Aquella tarde todo era diferente.
Las brisa suave y fresca a pesar del crudo verano.
Un perfume peculiar fluctuaba en el ambiente, mezcla de musgo, azahar, rosas silvestres, frutas del bosque y resina.
El sol acariciaba todo a su paso, suave, sin agresión alguna resaltando los variopintos colores de la naturaleza.
El cielo de un celeste puro, no había nube alguna que impidiera contemplarlo en toda su plenitud.
El riachuelo entonaba su canto delicado, relajante. Me detuve y lo escuché con detenimiento cerrando mis ojos, suave melodía de un pasado remoto, infinito, etéreo.

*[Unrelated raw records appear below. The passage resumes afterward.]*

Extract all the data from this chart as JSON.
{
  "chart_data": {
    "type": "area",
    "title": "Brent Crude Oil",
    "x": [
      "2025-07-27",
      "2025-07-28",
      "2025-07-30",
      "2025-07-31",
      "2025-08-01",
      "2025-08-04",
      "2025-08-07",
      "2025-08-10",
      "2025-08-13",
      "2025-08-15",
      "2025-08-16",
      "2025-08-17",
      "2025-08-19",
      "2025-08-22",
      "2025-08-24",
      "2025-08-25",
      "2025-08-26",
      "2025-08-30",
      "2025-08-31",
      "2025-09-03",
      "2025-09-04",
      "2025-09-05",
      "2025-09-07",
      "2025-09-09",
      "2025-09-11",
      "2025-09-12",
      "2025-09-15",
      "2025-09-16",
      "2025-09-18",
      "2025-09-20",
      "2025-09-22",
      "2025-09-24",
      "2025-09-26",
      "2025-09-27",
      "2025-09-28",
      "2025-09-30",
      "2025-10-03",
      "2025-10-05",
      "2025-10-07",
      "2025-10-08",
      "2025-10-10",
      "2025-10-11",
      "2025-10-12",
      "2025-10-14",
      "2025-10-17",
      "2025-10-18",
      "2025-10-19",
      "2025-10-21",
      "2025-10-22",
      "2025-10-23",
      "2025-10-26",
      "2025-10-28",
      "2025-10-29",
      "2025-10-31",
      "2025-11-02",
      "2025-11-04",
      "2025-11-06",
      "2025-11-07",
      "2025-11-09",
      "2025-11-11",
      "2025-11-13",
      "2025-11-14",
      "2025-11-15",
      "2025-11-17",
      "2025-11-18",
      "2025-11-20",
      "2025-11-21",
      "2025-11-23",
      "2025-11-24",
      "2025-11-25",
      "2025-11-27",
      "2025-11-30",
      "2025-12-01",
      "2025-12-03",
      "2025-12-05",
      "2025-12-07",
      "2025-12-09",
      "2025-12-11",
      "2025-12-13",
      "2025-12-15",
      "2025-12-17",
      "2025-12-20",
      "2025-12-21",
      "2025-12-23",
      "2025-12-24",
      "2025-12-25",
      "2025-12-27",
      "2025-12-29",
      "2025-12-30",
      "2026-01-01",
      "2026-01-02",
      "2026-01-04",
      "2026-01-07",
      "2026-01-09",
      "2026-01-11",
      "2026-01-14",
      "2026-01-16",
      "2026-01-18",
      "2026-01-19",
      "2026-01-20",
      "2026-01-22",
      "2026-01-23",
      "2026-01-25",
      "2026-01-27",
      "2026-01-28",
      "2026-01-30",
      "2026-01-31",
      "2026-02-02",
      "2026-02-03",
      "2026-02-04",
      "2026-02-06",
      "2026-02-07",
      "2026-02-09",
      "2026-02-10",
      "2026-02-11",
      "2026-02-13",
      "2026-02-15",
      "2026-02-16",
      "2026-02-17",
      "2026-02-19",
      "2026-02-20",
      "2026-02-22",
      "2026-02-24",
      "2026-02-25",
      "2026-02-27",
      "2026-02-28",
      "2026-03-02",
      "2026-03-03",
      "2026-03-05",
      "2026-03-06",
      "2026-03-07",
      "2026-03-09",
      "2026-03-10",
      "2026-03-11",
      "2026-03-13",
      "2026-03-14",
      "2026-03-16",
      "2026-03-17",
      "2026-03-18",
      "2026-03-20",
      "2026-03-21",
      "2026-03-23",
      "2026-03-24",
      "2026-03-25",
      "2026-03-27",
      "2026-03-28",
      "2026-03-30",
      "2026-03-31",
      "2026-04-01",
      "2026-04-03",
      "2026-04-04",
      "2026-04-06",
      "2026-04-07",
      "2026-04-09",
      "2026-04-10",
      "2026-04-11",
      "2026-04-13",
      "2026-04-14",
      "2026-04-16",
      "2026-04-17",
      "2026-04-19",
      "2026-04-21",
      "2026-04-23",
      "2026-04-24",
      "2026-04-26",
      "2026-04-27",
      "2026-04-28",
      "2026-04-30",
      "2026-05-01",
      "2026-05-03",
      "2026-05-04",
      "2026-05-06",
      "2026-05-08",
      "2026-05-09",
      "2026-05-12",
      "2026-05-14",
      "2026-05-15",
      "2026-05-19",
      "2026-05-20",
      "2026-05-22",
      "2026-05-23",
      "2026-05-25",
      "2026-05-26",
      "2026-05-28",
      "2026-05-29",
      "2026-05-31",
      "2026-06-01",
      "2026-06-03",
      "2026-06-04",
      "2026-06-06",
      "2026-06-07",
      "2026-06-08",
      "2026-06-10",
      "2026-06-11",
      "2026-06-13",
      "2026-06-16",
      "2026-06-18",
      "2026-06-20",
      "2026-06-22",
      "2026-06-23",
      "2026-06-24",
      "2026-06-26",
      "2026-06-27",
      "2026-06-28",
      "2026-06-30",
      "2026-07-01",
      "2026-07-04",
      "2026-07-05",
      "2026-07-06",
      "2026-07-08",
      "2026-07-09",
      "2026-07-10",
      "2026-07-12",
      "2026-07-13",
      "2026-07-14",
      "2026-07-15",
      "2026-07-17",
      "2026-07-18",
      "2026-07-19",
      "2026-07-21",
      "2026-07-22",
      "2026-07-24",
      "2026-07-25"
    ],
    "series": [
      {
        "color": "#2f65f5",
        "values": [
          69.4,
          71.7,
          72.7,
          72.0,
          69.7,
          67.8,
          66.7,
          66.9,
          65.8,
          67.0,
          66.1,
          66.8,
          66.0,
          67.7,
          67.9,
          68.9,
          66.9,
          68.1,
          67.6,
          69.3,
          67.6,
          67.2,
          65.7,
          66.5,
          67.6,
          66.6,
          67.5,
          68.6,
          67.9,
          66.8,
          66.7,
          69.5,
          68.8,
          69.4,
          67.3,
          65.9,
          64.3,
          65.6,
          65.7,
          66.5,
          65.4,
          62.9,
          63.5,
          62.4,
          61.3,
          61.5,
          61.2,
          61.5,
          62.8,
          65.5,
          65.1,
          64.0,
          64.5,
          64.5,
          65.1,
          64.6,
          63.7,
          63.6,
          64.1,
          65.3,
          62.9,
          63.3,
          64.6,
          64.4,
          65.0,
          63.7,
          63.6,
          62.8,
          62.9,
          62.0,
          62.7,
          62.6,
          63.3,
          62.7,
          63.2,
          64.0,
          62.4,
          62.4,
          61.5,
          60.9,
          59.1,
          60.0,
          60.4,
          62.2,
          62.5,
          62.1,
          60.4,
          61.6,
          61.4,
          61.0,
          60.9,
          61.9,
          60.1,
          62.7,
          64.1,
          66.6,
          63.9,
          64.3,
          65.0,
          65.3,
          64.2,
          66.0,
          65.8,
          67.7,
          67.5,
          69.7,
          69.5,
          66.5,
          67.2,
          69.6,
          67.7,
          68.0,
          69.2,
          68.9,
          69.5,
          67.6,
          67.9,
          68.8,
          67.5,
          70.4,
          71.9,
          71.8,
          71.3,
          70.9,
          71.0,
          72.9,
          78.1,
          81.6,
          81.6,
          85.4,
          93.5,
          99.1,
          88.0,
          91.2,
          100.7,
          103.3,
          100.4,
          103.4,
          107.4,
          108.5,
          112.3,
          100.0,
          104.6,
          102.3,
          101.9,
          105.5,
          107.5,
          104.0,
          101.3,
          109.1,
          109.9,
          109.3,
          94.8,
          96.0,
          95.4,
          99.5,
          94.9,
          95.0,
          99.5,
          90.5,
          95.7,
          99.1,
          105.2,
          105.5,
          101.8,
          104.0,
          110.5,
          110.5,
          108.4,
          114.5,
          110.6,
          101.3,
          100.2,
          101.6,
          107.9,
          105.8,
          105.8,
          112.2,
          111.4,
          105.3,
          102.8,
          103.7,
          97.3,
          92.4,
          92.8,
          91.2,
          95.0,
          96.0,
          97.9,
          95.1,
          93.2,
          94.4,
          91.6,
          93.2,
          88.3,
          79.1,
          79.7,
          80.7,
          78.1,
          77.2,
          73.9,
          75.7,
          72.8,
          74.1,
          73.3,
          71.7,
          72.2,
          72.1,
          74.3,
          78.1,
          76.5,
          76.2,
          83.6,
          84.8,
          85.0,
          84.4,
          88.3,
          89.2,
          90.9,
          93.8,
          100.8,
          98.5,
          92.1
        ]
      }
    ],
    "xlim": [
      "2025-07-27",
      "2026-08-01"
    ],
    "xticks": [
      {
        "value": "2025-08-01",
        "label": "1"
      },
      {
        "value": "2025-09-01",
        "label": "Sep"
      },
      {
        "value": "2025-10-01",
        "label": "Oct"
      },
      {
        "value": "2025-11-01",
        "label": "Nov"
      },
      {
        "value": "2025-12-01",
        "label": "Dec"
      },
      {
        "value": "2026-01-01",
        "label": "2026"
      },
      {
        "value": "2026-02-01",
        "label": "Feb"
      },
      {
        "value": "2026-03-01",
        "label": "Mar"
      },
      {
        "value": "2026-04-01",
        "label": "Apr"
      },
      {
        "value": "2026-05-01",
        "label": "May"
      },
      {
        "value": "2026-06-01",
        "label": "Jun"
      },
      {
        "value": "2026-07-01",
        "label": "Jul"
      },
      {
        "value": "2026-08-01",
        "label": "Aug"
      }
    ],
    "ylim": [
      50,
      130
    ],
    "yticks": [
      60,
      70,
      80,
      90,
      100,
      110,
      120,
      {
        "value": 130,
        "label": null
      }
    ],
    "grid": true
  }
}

Impresionante los varios tonos de verdes que se podían apreciar; los más tenues me hablaban de dulzura, ternura, delicadeza, los más intensos de fuerza, vigor, fortaleza.
Me descalcé para sentir en plenitud la textura de la hierva, su humedad vigorizante.
Mi mirada se perdía al horizonte, me dejé llevar por el momento, por los sentimientos que me embargaban.
Una delicada soledad besaba mi alma. Solo quería estar en silencio, contemplar cada detalle que me rodeaba, agudizar mis sentidos y fluir.
Me vino en mente las palabras del salmista y las pronuncié:
“Señor, mi corazón no es ambicioso, ni mis ojos altaneros;
no pretendo grandezas que superan mi capacidad;
sino que acallo y modero mis deseos, como un niño en brazos de su madre.
Espere Israel en el Señor ahora y por siempre” (Sal 130).
Esperar, confiar…….
Una sola palabra resumía aquel encuentro conmigo mismo, con el Otro, con la creación: ¡GRACIAS!